Identifying Complex Trait-Related Genes Via Regulation-Informed Gene-Based Analyses

Binglan Li, University of Pennsylvania


While our understanding of dysregulated genes is essential for improvement of clinical care, the majority of complex trait-associated genetic variants (>90%) are located in noncoding regions of the human genome. Also connecting noncoding genetic variants to downstream affected genes is challenging. On the other hand, noncoding elements can regulate genes. Regulatory elements such as expression quantitative trait loci (eQTLs) provides a potential means to link noncoding genetic variants to affected genes and to explore complex disease mechanisms.

Transcriptome-wide association studies (TWAS) is a popular algorithm that exploits eQTLs to prioritize transcriptionally regulated genes from genome-wide association studies (GWAS).
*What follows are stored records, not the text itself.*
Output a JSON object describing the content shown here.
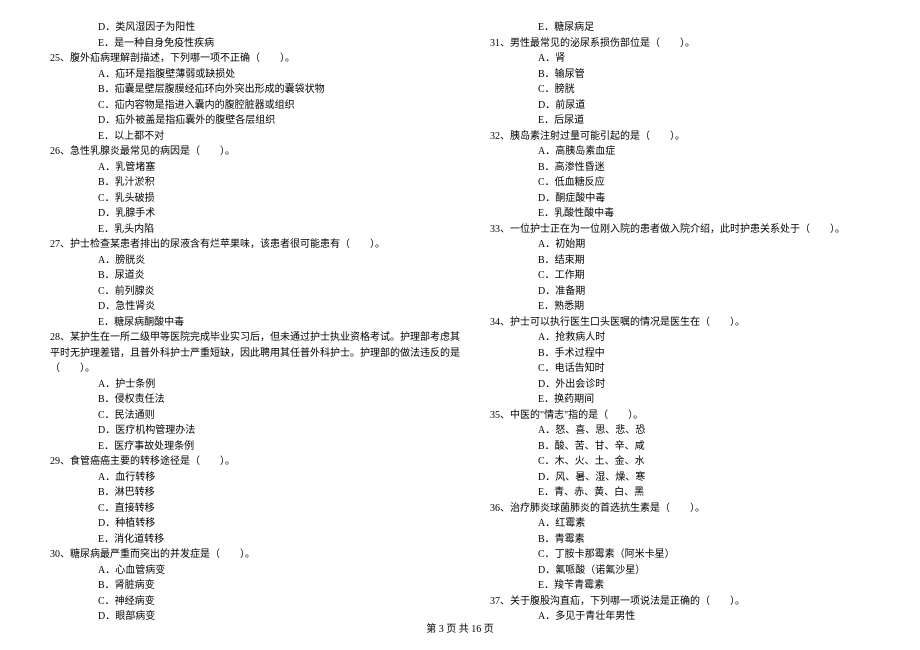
{
  "left_column": [
    {
      "cls": "option",
      "text": "D．类风湿因子为阳性"
    },
    {
      "cls": "option",
      "text": "E．是一种自身免疫性疾病"
    },
    {
      "cls": "question",
      "text": "25、腹外疝病理解剖描述，下列哪一项不正确（　　）。"
    },
    {
      "cls": "option",
      "text": "A．疝环是指腹壁薄弱或缺损处"
    },
    {
      "cls": "option",
      "text": "B．疝囊是壁层腹膜经疝环向外突出形成的囊袋状物"
    },
    {
      "cls": "option",
      "text": "C．疝内容物是指进入囊内的腹腔脏器或组织"
    },
    {
      "cls": "option",
      "text": "D．疝外被盖是指疝囊外的腹壁各层组织"
    },
    {
      "cls": "option",
      "text": "E．以上都不对"
    },
    {
      "cls": "question",
      "text": "26、急性乳腺炎最常见的病因是（　　）。"
    },
    {
      "cls": "option",
      "text": "A．乳管堵塞"
    },
    {
      "cls": "option",
      "text": "B．乳汁淤积"
    },
    {
      "cls": "option",
      "text": "C．乳头破损"
    },
    {
      "cls": "option",
      "text": "D．乳腺手术"
    },
    {
      "cls": "option",
      "text": "E．乳头内陷"
    },
    {
      "cls": "question",
      "text": "27、护士检查某患者排出的尿液含有烂苹果味，该患者很可能患有（　　）。"
    },
    {
      "cls": "option",
      "text": "A．膀胱炎"
    },
    {
      "cls": "option",
      "text": "B．尿道炎"
    },
    {
      "cls": "option",
      "text": "C．前列腺炎"
    },
    {
      "cls": "option",
      "text": "D．急性肾炎"
    },
    {
      "cls": "option",
      "text": "E．糖尿病酮酸中毒"
    },
    {
      "cls": "question",
      "text": "28、某护生在一所二级甲等医院完成毕业实习后，但未通过护士执业资格考试。护理部考虑其"
    },
    {
      "cls": "question-cont",
      "text": "平时无护理差错，且普外科护士严重短缺，因此聘用其任普外科护士。护理部的做法违反的是"
    },
    {
      "cls": "question-cont",
      "text": "（　　）。"
    },
    {
      "cls": "option",
      "text": "A．护士条例"
    },
    {
      "cls": "option",
      "text": "B．侵权责任法"
    },
    {
      "cls": "option",
      "text": "C．民法通则"
    },
    {
      "cls": "option",
      "text": "D．医疗机构管理办法"
    },
    {
      "cls": "option",
      "text": "E．医疗事故处理条例"
    },
    {
      "cls": "question",
      "text": "29、食管癌癌主要的转移途径是（　　）。"
    },
    {
      "cls": "option",
      "text": "A．血行转移"
    },
    {
      "cls": "option",
      "text": "B．淋巴转移"
    },
    {
      "cls": "option",
      "text": "C．直接转移"
    },
    {
      "cls": "option",
      "text": "D．种植转移"
    },
    {
      "cls": "option",
      "text": "E．消化道转移"
    },
    {
      "cls": "question",
      "text": "30、糖尿病最严重而突出的并发症是（　　）。"
    },
    {
      "cls": "option",
      "text": "A．心血管病变"
    },
    {
      "cls": "option",
      "text": "B．肾脏病变"
    },
    {
      "cls": "option",
      "text": "C．神经病变"
    },
    {
      "cls": "option",
      "text": "D．眼部病变"
    }
  ],
  "right_column": [
    {
      "cls": "option",
      "text": "E．糖尿病足"
    },
    {
      "cls": "question",
      "text": "31、男性最常见的泌尿系损伤部位是（　　）。"
    },
    {
      "cls": "option",
      "text": "A．肾"
    },
    {
      "cls": "option",
      "text": "B．输尿管"
    },
    {
      "cls": "option",
      "text": "C．膀胱"
    },
    {
      "cls": "option",
      "text": "D．前尿道"
    },
    {
      "cls": "option",
      "text": "E．后尿道"
    },
    {
      "cls": "question",
      "text": "32、胰岛素注射过量可能引起的是（　　）。"
    },
    {
      "cls": "option",
      "text": "A．高胰岛素血症"
    },
    {
      "cls": "option",
      "text": "B．高渗性昏迷"
    },
    {
      "cls": "option",
      "text": "C．低血糖反应"
    },
    {
      "cls": "option",
      "text": "D．酮症酸中毒"
    },
    {
      "cls": "option",
      "text": "E．乳酸性酸中毒"
    },
    {
      "cls": "question",
      "text": "33、一位护士正在为一位刚入院的患者做入院介绍，此时护患关系处于（　　）。"
    },
    {
      "cls": "option",
      "text": "A．初始期"
    },
    {
      "cls": "option",
      "text": "B．结束期"
    },
    {
      "cls": "option",
      "text": "C．工作期"
    },
    {
      "cls": "option",
      "text": "D．准备期"
    },
    {
      "cls": "option",
      "text": "E．熟悉期"
    },
    {
      "cls": "question",
      "text": "34、护士可以执行医生口头医嘱的情况是医生在（　　）。"
    },
    {
      "cls": "option",
      "text": "A．抢救病人时"
    },
    {
      "cls": "option",
      "text": "B．手术过程中"
    },
    {
      "cls": "option",
      "text": "C．电话告知时"
    },
    {
      "cls": "option",
      "text": "D．外出会诊时"
    },
    {
      "cls": "option",
      "text": "E．换药期间"
    },
    {
      "cls": "question",
      "text": "35、中医的\"情志\"指的是（　　）。"
    },
    {
      "cls": "option",
      "text": "A．怒、喜、思、悲、恐"
    },
    {
      "cls": "option",
      "text": "B．酸、苦、甘、辛、咸"
    },
    {
      "cls": "option",
      "text": "C．木、火、土、金、水"
    },
    {
      "cls": "option",
      "text": "D．风、暑、湿、燥、寒"
    },
    {
      "cls": "option",
      "text": "E．青、赤、黄、白、黑"
    },
    {
      "cls": "question",
      "text": "36、治疗肺炎球菌肺炎的首选抗生素是（　　）。"
    },
    {
      "cls": "option",
      "text": "A．红霉素"
    },
    {
      "cls": "option",
      "text": "B．青霉素"
    },
    {
      "cls": "option",
      "text": "C．丁胺卡那霉素（阿米卡星）"
    },
    {
      "cls": "option",
      "text": "D．氟哌酸（诺氟沙星）"
    },
    {
      "cls": "option",
      "text": "E．羧苄青霉素"
    },
    {
      "cls": "question",
      "text": "37、关于腹股沟直疝，下列哪一项说法是正确的（　　）。"
    },
    {
      "cls": "option",
      "text": "A．多见于青壮年男性"
    }
  ],
  "footer": "第 3 页 共 16 页"
}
Transcriptional regulation is tissue-specific. However, it was unclear how biological properties of eQTLs and gene expression levels will affect the power of different TWAS methods. To answer this question, I designed and developed a novel data simulation framework that efficiently simulates variant, gene, and disease data according to designed relationships across multiple tissues simultaneously. The simulation showed that TWAS performance differed for tissue-specific genes and for genes that were expressed across all tissues. Thus, I put forth a tissue specificity-aware TWAS (TSA-TWAS) framework, validated its utility in clinical trials data, and promoted further suggestions for future TWAS regarding varied scenarios.

Centralized biobanks, such as Penn Medicine Biobank (PMBB), and Electronic Medical Records and Genomics (eMERGE) network, have collected a plethora of biospecimen and disease diagnosis; and recruited participants of varied genetic ancestries. However, it is not clear how disease susceptibility genes are like for different genetic ancestries and categories of diseases. Based on the simulation of the thesis part one, I designed a framework that applies TWAS and other data integrative methods on multi-ancestry EHR-linked biobanks to identify ancestry-specific and cross-ancestry gene-disease associations under a discovery (eMERGE III network) and replication (PMBB) study design. This study characterized a multi-ancestry gene-disease connection landscape.

This thesis contributes (1) a novel multi-tissue variant-gene-trait simulation framework, comprehensive evaluation of TWAS and (2) a multi-ancestry gene-disease connection landscape. Together, the thesis helps improve the understanding of genetically regulated genes underlying complex diseases and promote translation of basic science discoveries to clinical health care.